Die Moderation des Abends übernahm Frau Josefa Tomsik, Landesparteivorsitzende a.D. Als erste Rednerin sprach Vizepräsidentin des Bundesrates der Republik Österreich, Frau Anneli Haselbach und wies auf die Notwendigkeit der Solidarität mit Menschen, die furchtbares erlitten haben. Sie bezeichnete Genozid als etwas Grauenhaftes; man versuche zu verstehen, wie so was möglich ist; wie gibt es, dass bei Menschen jede Hemmschwelle überschritten wird. Ist es eine Naturgewalt? Leider nicht, bemerkte sie: Darfur, Roter Kmer, Uganda und das 3. Reich sprechen dafür. Eine Holocaust überlebende habe zwei Gründe dafür gegeben, was Menschen treibe, Verbrechen gegen die Menschlichkeit zu begehen. Zunächst wird ihnen eingeredet, sie tun das richtige für ihre Gruppe bzw. Religions,- oder Volksgemeinschaft; dazu tun sie das richtige, dass in ihr Weltbild passt.

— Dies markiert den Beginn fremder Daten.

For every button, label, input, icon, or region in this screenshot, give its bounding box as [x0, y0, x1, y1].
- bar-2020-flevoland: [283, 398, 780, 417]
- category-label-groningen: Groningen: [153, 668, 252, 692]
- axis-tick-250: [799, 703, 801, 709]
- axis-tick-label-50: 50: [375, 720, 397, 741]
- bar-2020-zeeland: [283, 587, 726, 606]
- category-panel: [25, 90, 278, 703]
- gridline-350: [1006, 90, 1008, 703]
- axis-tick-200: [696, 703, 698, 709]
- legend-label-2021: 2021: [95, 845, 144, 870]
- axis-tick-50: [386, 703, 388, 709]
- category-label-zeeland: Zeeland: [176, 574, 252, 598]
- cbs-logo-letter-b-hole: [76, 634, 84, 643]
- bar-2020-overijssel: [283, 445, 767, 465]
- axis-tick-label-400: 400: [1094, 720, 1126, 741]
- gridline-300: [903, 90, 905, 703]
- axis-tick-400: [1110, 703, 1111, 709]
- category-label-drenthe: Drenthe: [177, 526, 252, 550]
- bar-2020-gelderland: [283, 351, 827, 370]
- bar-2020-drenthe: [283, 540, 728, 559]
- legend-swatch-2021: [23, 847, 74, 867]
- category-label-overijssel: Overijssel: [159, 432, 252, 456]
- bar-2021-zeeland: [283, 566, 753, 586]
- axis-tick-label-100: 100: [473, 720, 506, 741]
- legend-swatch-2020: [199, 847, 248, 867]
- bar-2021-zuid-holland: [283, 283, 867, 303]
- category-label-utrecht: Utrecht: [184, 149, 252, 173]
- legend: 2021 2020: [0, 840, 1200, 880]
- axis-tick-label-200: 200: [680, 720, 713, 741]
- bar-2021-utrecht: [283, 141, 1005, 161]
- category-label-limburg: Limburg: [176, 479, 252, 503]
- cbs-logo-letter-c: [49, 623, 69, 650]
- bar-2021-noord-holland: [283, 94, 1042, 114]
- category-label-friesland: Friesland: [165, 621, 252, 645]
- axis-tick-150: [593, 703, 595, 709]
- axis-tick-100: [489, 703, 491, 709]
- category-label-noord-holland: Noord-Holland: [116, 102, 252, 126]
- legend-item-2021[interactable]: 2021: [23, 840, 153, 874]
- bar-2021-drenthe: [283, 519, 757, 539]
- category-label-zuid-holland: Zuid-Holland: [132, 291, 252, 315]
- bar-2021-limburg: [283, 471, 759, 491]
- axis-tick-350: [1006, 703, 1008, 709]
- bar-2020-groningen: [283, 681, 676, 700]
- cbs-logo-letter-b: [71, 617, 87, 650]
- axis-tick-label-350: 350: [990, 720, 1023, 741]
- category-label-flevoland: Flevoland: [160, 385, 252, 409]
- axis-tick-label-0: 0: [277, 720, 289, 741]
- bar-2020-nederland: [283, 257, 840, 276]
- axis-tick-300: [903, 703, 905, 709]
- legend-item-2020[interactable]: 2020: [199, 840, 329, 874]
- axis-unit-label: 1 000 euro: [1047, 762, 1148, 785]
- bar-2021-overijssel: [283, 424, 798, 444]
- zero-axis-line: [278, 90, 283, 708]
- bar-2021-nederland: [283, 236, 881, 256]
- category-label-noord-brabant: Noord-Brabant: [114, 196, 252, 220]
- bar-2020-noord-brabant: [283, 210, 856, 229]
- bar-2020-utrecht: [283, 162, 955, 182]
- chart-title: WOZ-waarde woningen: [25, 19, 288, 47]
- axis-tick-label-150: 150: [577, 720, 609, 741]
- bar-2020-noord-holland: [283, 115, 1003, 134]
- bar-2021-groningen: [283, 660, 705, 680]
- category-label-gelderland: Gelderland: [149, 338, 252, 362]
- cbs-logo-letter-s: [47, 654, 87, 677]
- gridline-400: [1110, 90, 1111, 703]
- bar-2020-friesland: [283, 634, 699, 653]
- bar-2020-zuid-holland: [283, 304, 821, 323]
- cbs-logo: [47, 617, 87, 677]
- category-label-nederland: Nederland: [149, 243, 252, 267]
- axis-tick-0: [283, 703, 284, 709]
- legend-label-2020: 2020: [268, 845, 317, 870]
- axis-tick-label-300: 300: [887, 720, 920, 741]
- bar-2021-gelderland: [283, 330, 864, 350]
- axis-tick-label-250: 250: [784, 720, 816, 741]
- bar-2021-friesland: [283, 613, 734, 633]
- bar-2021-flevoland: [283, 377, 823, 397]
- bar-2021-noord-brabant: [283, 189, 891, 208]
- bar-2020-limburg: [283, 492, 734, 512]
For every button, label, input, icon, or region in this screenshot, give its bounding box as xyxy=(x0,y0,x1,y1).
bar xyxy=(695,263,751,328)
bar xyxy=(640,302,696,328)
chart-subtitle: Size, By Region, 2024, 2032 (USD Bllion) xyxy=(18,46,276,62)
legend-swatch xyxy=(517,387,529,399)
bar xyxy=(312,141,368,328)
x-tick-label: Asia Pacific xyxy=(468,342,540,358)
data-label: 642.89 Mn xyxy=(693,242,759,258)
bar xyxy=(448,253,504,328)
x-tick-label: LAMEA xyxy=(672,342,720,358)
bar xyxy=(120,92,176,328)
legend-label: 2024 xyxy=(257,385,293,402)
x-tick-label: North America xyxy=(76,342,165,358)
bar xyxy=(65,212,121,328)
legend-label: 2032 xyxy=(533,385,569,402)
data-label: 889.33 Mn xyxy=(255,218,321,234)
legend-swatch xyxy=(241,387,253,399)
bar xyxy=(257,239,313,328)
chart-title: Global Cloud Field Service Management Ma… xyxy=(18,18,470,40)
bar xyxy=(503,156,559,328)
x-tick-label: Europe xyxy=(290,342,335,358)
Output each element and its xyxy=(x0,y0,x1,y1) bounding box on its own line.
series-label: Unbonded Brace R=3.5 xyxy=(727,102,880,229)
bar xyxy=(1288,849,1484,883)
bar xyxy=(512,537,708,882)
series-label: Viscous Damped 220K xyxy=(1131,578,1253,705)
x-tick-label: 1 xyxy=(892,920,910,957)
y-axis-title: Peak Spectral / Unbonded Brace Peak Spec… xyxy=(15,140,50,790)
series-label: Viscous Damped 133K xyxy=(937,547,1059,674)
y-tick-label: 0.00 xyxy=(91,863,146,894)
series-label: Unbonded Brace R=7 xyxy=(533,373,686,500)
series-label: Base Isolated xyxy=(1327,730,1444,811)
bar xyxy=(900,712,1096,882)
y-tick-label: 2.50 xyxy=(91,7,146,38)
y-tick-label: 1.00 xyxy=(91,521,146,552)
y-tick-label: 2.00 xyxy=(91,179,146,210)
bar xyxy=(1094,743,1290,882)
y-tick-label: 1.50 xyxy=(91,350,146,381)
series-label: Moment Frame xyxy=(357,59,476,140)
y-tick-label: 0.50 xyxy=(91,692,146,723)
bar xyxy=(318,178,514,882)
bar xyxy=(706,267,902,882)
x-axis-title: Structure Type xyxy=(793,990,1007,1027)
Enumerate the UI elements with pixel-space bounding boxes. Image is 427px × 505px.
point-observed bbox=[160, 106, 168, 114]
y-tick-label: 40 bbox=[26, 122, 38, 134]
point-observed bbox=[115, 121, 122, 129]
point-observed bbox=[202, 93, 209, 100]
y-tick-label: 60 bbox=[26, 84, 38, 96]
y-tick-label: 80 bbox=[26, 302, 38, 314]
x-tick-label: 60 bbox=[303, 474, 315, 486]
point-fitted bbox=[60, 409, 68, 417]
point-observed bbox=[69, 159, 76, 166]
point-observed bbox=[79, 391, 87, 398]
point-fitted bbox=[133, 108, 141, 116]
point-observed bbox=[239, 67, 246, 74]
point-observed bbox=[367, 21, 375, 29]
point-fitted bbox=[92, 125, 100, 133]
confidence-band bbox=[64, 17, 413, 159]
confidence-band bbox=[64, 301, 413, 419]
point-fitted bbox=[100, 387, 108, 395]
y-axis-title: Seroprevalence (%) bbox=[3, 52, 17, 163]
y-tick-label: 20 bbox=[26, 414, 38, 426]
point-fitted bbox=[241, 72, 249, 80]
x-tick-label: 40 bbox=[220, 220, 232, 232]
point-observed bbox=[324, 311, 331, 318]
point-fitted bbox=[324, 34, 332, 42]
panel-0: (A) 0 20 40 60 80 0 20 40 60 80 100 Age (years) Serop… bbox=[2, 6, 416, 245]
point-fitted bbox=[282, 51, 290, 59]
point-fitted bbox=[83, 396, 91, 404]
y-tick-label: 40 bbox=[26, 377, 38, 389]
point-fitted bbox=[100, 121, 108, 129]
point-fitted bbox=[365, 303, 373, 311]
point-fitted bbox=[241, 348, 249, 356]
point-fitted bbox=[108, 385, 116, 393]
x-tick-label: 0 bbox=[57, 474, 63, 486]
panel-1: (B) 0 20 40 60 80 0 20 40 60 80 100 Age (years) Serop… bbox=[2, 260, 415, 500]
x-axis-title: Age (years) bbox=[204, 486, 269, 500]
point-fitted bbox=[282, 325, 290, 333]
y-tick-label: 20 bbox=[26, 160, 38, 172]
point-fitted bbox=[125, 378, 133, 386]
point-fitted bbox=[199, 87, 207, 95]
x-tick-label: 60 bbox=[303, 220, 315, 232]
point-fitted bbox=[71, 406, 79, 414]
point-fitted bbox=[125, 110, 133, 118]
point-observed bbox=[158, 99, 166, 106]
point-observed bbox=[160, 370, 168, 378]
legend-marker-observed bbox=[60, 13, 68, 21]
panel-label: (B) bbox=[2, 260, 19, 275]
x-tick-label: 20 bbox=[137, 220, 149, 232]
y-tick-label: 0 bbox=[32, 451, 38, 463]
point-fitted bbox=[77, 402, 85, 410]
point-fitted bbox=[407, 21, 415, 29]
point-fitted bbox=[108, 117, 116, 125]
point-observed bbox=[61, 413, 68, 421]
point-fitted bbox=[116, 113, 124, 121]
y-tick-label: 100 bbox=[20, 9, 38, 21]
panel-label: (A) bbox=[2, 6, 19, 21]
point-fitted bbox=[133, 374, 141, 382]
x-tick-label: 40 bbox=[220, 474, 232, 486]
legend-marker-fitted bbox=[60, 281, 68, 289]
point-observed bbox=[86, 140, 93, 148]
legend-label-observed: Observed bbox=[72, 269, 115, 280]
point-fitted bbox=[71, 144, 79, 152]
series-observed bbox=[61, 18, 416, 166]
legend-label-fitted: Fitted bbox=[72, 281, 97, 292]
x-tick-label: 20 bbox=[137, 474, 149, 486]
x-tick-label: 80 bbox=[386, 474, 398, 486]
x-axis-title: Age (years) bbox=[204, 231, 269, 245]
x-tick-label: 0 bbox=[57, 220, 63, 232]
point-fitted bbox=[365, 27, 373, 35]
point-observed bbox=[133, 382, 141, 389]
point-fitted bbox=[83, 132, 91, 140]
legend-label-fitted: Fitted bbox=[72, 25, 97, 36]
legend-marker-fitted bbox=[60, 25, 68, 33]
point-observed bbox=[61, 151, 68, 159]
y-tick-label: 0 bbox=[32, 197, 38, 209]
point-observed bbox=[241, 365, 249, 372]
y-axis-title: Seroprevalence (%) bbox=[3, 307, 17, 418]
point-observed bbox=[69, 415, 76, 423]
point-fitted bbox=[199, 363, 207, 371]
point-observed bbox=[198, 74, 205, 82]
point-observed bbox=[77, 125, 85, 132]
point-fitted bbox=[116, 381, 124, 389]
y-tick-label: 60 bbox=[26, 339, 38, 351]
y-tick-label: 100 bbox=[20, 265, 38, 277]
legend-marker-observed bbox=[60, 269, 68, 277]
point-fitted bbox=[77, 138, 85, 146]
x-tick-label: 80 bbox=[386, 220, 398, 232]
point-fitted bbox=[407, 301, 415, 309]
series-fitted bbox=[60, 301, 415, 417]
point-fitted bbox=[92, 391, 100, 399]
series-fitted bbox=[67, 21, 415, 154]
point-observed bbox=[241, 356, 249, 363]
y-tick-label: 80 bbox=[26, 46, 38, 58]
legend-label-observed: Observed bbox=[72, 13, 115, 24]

Offenbar tun sie das, was in ihr beschränktes Weltbild passt, ergänzte Frau Haselbach. Oft würden sie nicht den Ausmaß ihrer verbrecherischen Tat erkennen. Und wenn es bekannt wird, dann belügen sie sich selbst und viele von ihnen sprechen von Pflichterfüllung. Koffi Annan habe zum 60. Befreiungstag von Auschwitz gesagt: „Das Böse braucht das Schweigen der Massen“. Und genau dieses Schweigen dürfen wir uns nicht aneignen, sagte Frau Haselbach. Sie appellierte schließlich an Zivilcourage, Menschenrechte und Menschenwürde, die hochgehalten werden müssen.
Anschließend sprach der Vorsitzende der ADO, Sektion Europa, Herr Sabri Alkan. In seiner kurzen Rede, bezeichne er die Gründung der ADO als keineswegs zufällig, vielmehr als Resultat historischer Gründe, Tragödien wie den Genozid von 1915, Massaker in Semile 1933 im Irak; Vertreibung und Verfolgung seien die Hauptmotive gewesen. Im Zusammenhang mit dem Völkermord von 1915, dem sich die ADO seit ihrem Bestehen verpflichtet fühlt und bemüht ist der Weltöffentlichkeit nahe zu bringen, damit dieser anerkannt wird, forderte er die Türkei auf, das begangene Unrecht zuzugeben. Ein Volk, das nicht zu seiner Geschichte stehe und sich nicht zu den begangenen Taten bekennt, wird in Europa und in demokratischen Ländern keine Freunde haben.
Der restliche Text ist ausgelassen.